Do you know any nurses? They usually know who the best doctors are, and are sometimes willing to tell you.

I don't think fibromyalgia has any likely relevance here. When a doctor offers that as a diagnosis, it's usually a way of saying they have no idea what's making you feel lousy, but if you take one of these expensive drugs maybe you'll feel a little bit better and go away. The signs and symptoms you describe sound nothing like fibromyalgia.

And please submit your address to the Nobel Committee so they can send you your Nobel Prize for Excellent Friendship. Your friend is so, so lucky to have someone who understands how exhausting it is to find the right medical help when you're feeling so sick. Best luck to both of you in getting this sorted out.
posted by Corvid at 1:01 PM on July 7, 2011

Response by poster: Adhesions are possible. During the oophorectomy, adhesions from the hysterectomy were removed (I saw a photo of one of them, awful webby thing), but I had grilled the surgeon prior to the operation as to which of the types of adhesion-preventing barriers he was going to use on the wounded tissues; he planned on using the ones that came up as being most reliable in my limited research. I would hope that would have lowered the risk of new adhesions forming. It's something to look into.
posted by adipocere at 1:09 PM on July 7, 2011

Did the lumps show up before or after the barriers were put in?
posted by moira at 1:40 PM on July 7, 2011

(Sorry, I was conflating a couple of things.

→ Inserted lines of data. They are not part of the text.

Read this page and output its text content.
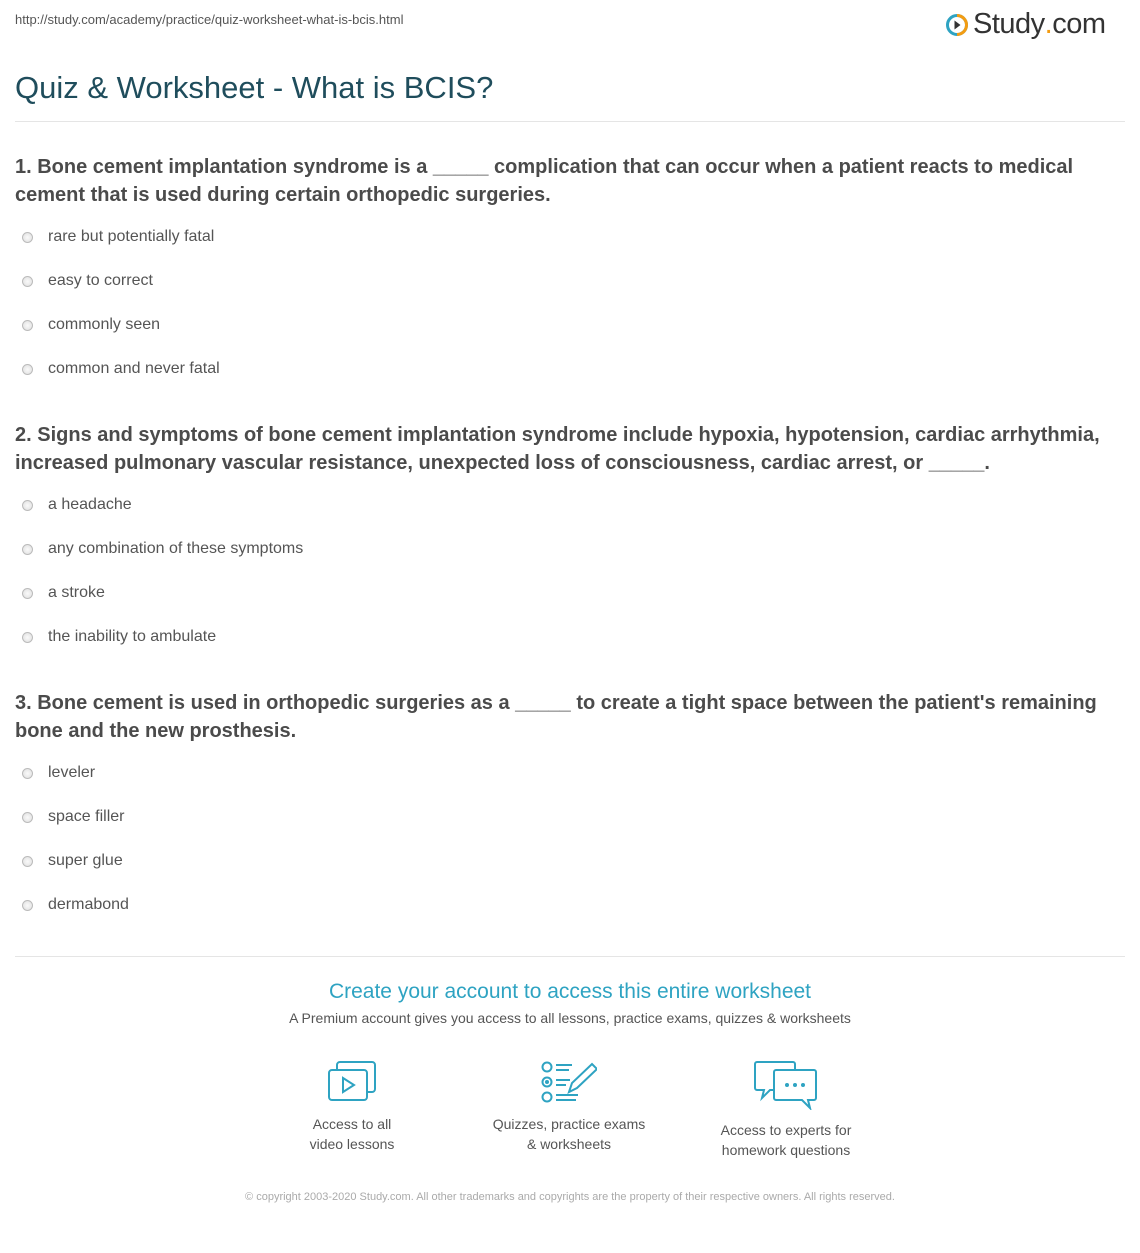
http://study.com/academy/practice/quiz-worksheet-what-is-bcis.html	Study . com
Quiz & Worksheet - What is BCIS?
1. Bone cement implantation syndrome is a _____ complication that can occur when a patient reacts to medical cement that is used during certain orthopedic surgeries.
rare but potentially fatal
easy to correct
commonly seen
common and never fatal
2. Signs and symptoms of bone cement implantation syndrome include hypoxia, hypotension, cardiac arrhythmia, increased pulmonary vascular resistance, unexpected loss of consciousness, cardiac arrest, or _____.
a headache
any combination of these symptoms
a stroke
the inability to ambulate
3. Bone cement is used in orthopedic surgeries as a _____ to create a tight space between the patient's remaining bone and the new prosthesis.
leveler
space filler
super glue
dermabond
Create your account to access this entire worksheet
A Premium account gives you access to all lessons, practice exams, quizzes & worksheets
Access to all
video lessons
Quizzes, practice exams
& worksheets
Access to experts for
homework questions
© copyright 2003-2020 Study.com. All other trademarks and copyrights are the property of their respective owners. All rights reserved.
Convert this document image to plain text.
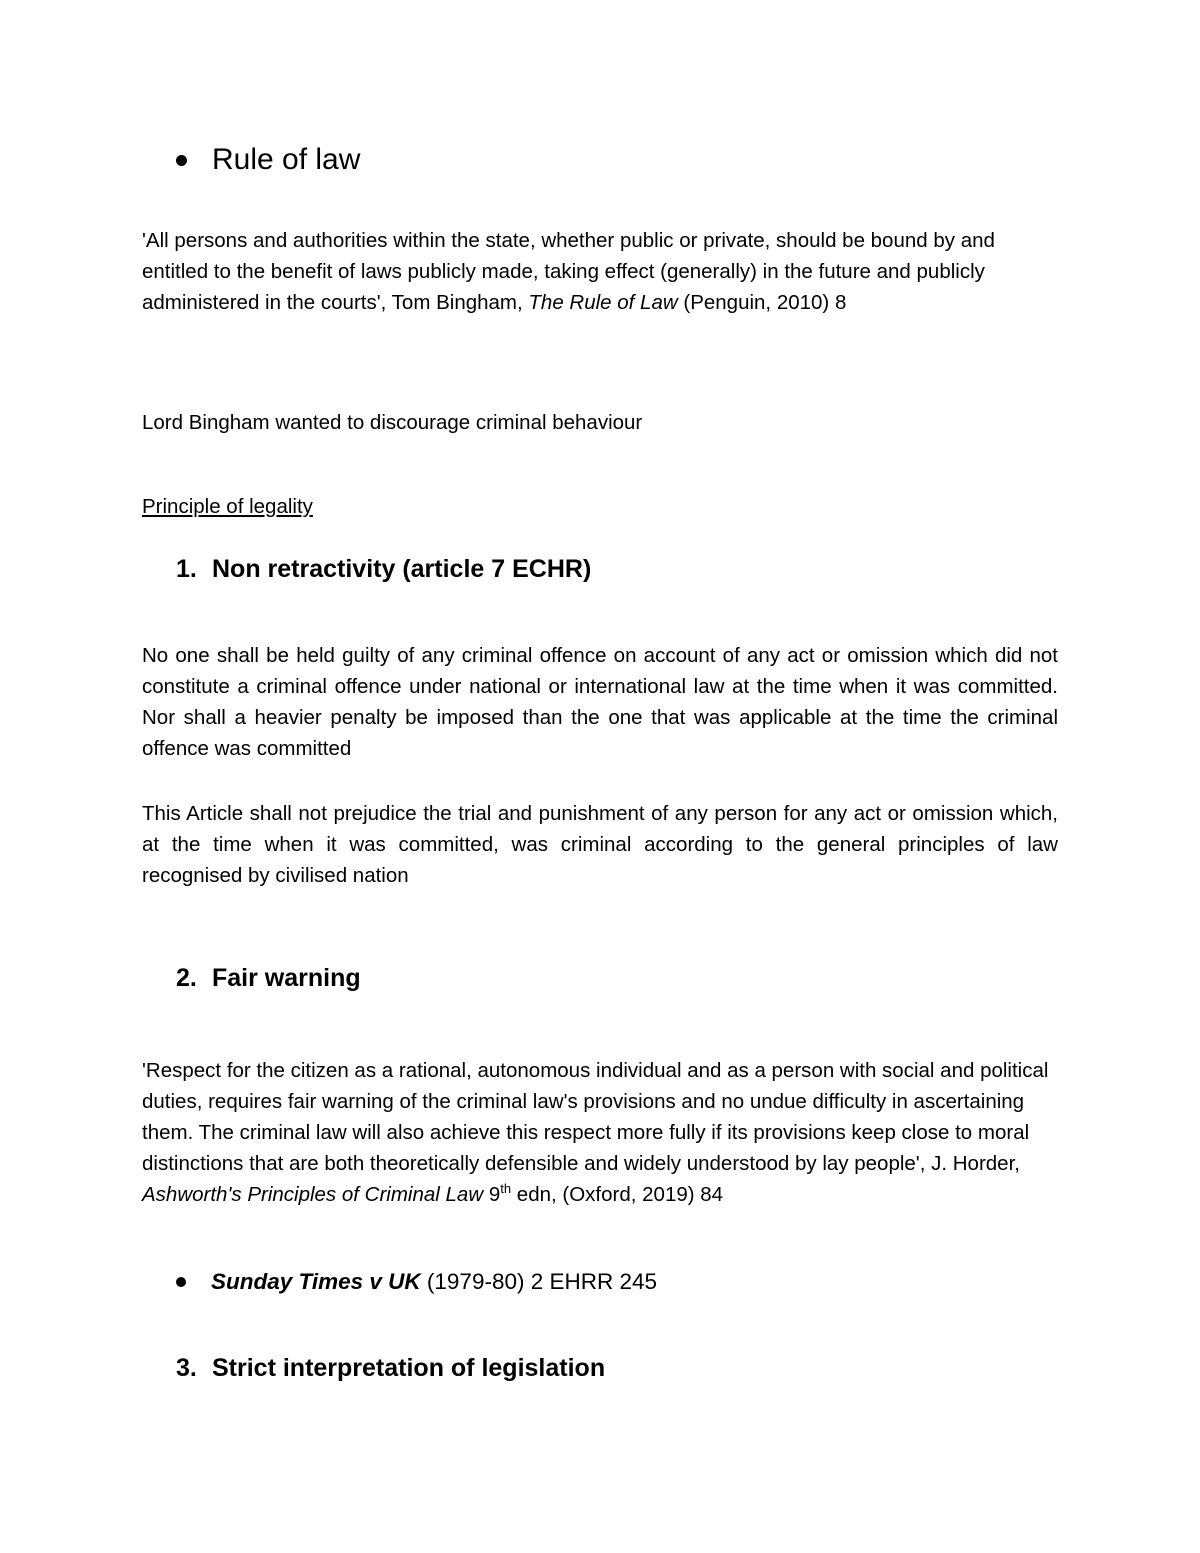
Rule of law

'All persons and authorities within the state, whether public or private, should be bound by and entitled to the benefit of laws publicly made, taking effect (generally) in the future and publicly administered in the courts', Tom Bingham, The Rule of Law (Penguin, 2010) 8

Lord Bingham wanted to discourage criminal behaviour

Principle of legality

1. Non retractivity (article 7 ECHR)

No one shall be held guilty of any criminal offence on account of any act or omission which did not constitute a criminal offence under national or international law at the time when it was committed. Nor shall a heavier penalty be imposed than the one that was applicable at the time the criminal offence was committed

This Article shall not prejudice the trial and punishment of any person for any act or omission which, at the time when it was committed, was criminal according to the general principles of law recognised by civilised nation

2. Fair warning

'Respect for the citizen as a rational, autonomous individual and as a person with social and political duties, requires fair warning of the criminal law's provisions and no undue difficulty in ascertaining them. The criminal law will also achieve this respect more fully if its provisions keep close to moral distinctions that are both theoretically defensible and widely understood by lay people', J. Horder, Ashworth's Principles of Criminal Law 9th edn, (Oxford, 2019) 84

Sunday Times v UK (1979-80) 2 EHRR 245
3. Strict interpretation of legislation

I doubt your friend has issues stemming from the barriers themselves. However, every entry into the abdominal cavity does create a new opportunity for adhesions to form, and I recall reading - can't find the article now - that there really are no very effective ways of preventing them. That is not to imply that the whole or even part of this problem is due to adhesions. Nthing the suggestion to go beyond the average GYN, whose scope and skill are extremely limited.)
posted by moira at 2:01 PM on July 7, 2011

I couldn't diagnose your friend, but it reminded me of an article I read in the New York Times about inguinal hernias in women.